If Solarwinds said "here's a script that will lock down your host firewall to just the outbound access our tools need to update themselves", that would be amazing, and would have saved everyone some time and trouble a few years ago.
[image: image.png] And Biden's EO from 2021 called out the need for software behavior transparency as well: https://techcrunch.com/2021/06/21/bidens-executive-order-on-cybersecurity-sh...
[crickets]?
--Adrian
On Thu, Sep 12, 2024 at 2:16 AM Dave Aitel via Dailydave < dailydave@lists.aitelfoundation.org> wrote:
People doing software security often use LLMs more as orchestrators than anything else. But there's so many more complicated ways to use them in our space coming down the pipe. Obviously the next evolution of SBOMs https://www.cisa.gov/resources-tools/resources/cisa-sbom-rama is that they represent not just what is contained in the code as some static tree of library dependencies, but also what that code does in a summary fashion that you can check once you get the final binaries.

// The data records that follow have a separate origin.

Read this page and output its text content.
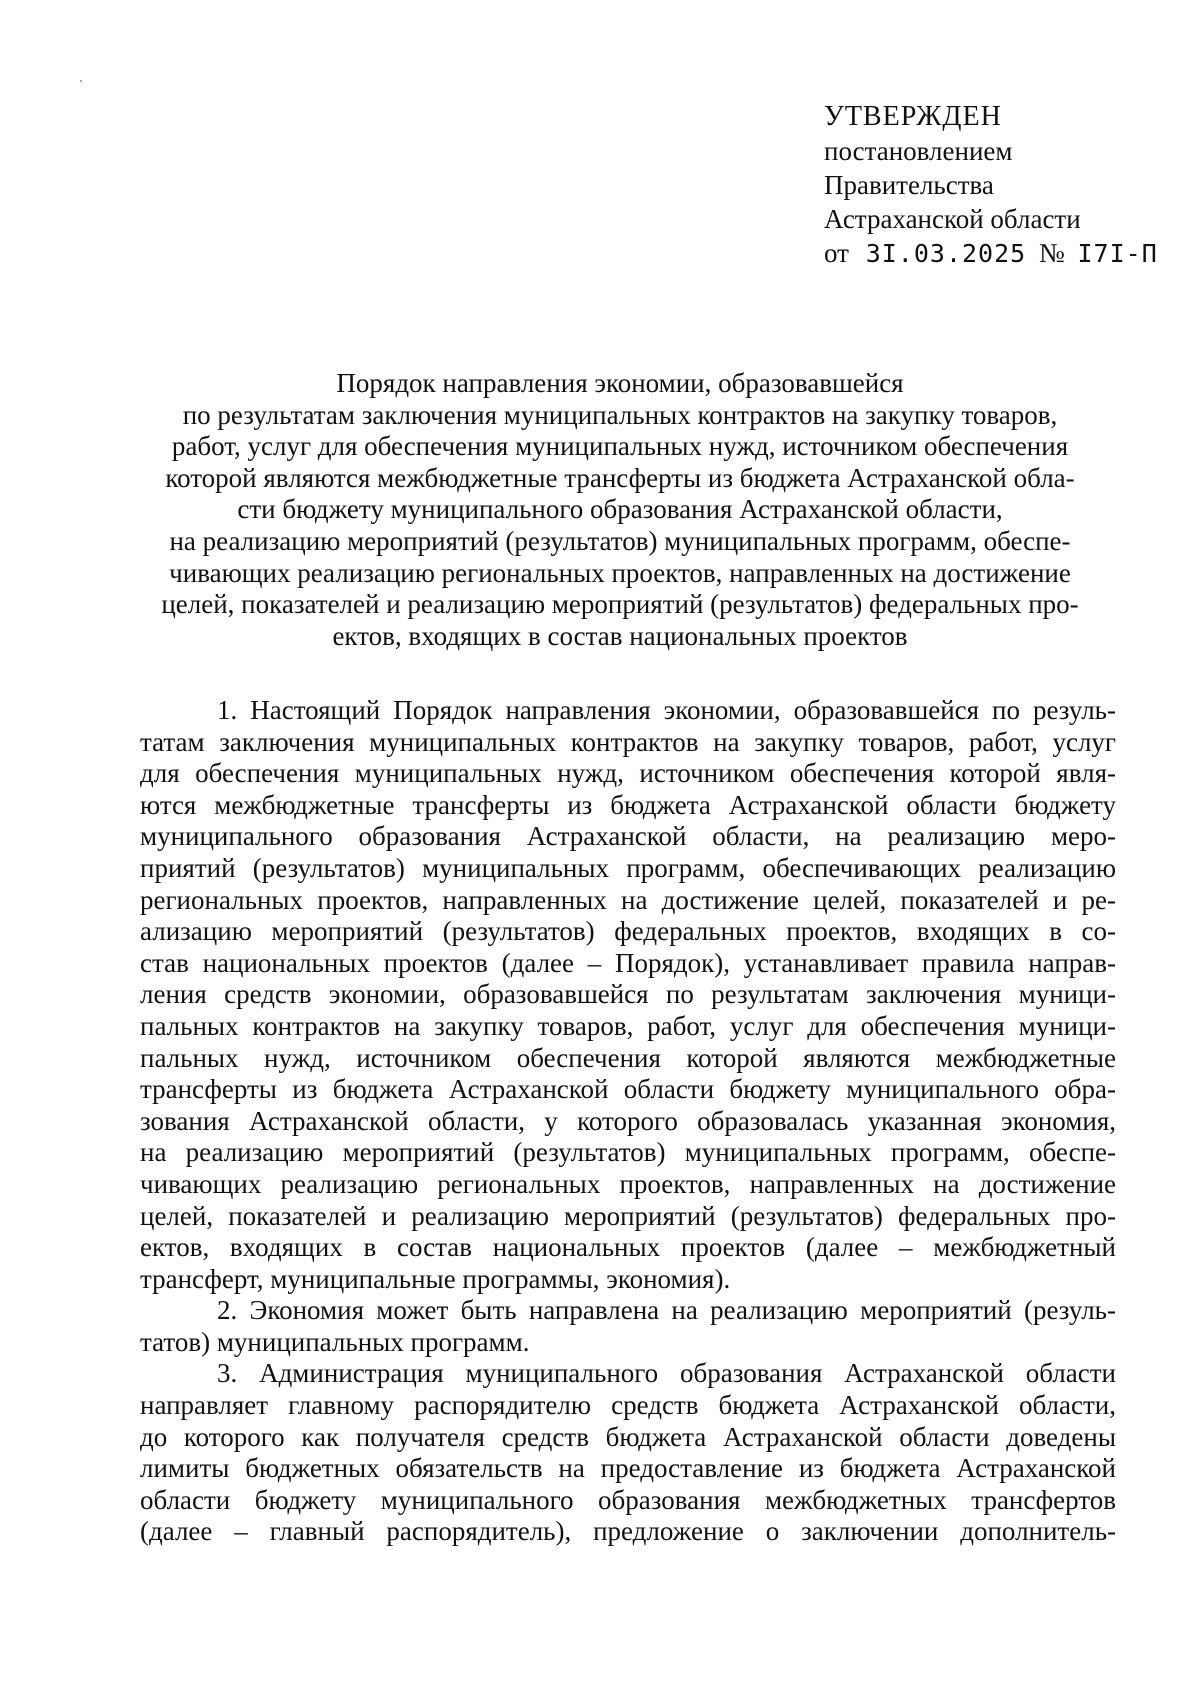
УТВЕРЖДЕН
постановлением
Правительства
Астраханской области
от 3I.03.2025 № I7I-П
Порядок направления экономии, образовавшейся
по результатам заключения муниципальных контрактов на закупку товаров,
работ, услуг для обеспечения муниципальных нужд, источником обеспечения
которой являются межбюджетные трансферты из бюджета Астраханской обла-
сти бюджету муниципального образования Астраханской области,
на реализацию мероприятий (результатов) муниципальных программ, обеспе-
чивающих реализацию региональных проектов, направленных на достижение
целей, показателей и реализацию мероприятий (результатов) федеральных про-
ектов, входящих в состав национальных проектов
1. Настоящий Порядок направления экономии, образовавшейся по резуль-
татам заключения муниципальных контрактов на закупку товаров, работ, услуг
для обеспечения муниципальных нужд, источником обеспечения которой явля-
ются межбюджетные трансферты из бюджета Астраханской области бюджету
муниципального образования Астраханской области, на реализацию меро-
приятий (результатов) муниципальных программ, обеспечивающих реализацию
региональных проектов, направленных на достижение целей, показателей и ре-
ализацию мероприятий (результатов) федеральных проектов, входящих в со-
став национальных проектов (далее – Порядок), устанавливает правила направ-
ления средств экономии, образовавшейся по результатам заключения муници-
пальных контрактов на закупку товаров, работ, услуг для обеспечения муници-
пальных нужд, источником обеспечения которой являются межбюджетные
трансферты из бюджета Астраханской области бюджету муниципального обра-
зования Астраханской области, у которого образовалась указанная экономия,
на реализацию мероприятий (результатов) муниципальных программ, обеспе-
чивающих реализацию региональных проектов, направленных на достижение
целей, показателей и реализацию мероприятий (результатов) федеральных про-
ектов, входящих в состав национальных проектов (далее – межбюджетный
трансферт, муниципальные программы, экономия).
2. Экономия может быть направлена на реализацию мероприятий (резуль-
татов) муниципальных программ.
3. Администрация муниципального образования Астраханской области
направляет главному распорядителю средств бюджета Астраханской области,
до которого как получателя средств бюджета Астраханской области доведены
лимиты бюджетных обязательств на предоставление из бюджета Астраханской
области бюджету муниципального образования межбюджетных трансфертов
(далее – главный распорядитель), предложение о заключении дополнитель-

In a certain sense, you can think of this as a behavioral attestation between the software publisher and the consumer who is actually running the product.
In other words, if my product is meant to connect to WWW.SPYWARE.RU, then it should say so in the SBOM behavioral manifest. But of course in practice these things get quite complicated, and hence you need to summarize semi-structured data (aka, the behavioral manifest is rarely exact), and then compare it to what is seen when the software itself is run (which if you've ever run strace ...is voluminous). That smells like a job for an LLM, or at the very least, a vector comparison. Likewise, automatically building harnesses to run and capture security sensitive information (or performance information as we learned from XZ), is rapidly also becoming a job https://google.github.io/oss-fuzz/research/llms/target_generation/ for an LLM.
I perhaps am channeling everyone else's https://www.cisa.gov/speaker/allan-friedman worry that too much of the SBOM community is arguing about which XML fields belong in a VEX addendum, rather than pushing the concepts forwards to actually solve problems. Or perhaps not! At some level, the software vendors are getting dragged through this process by their hair, which is very fun to watch.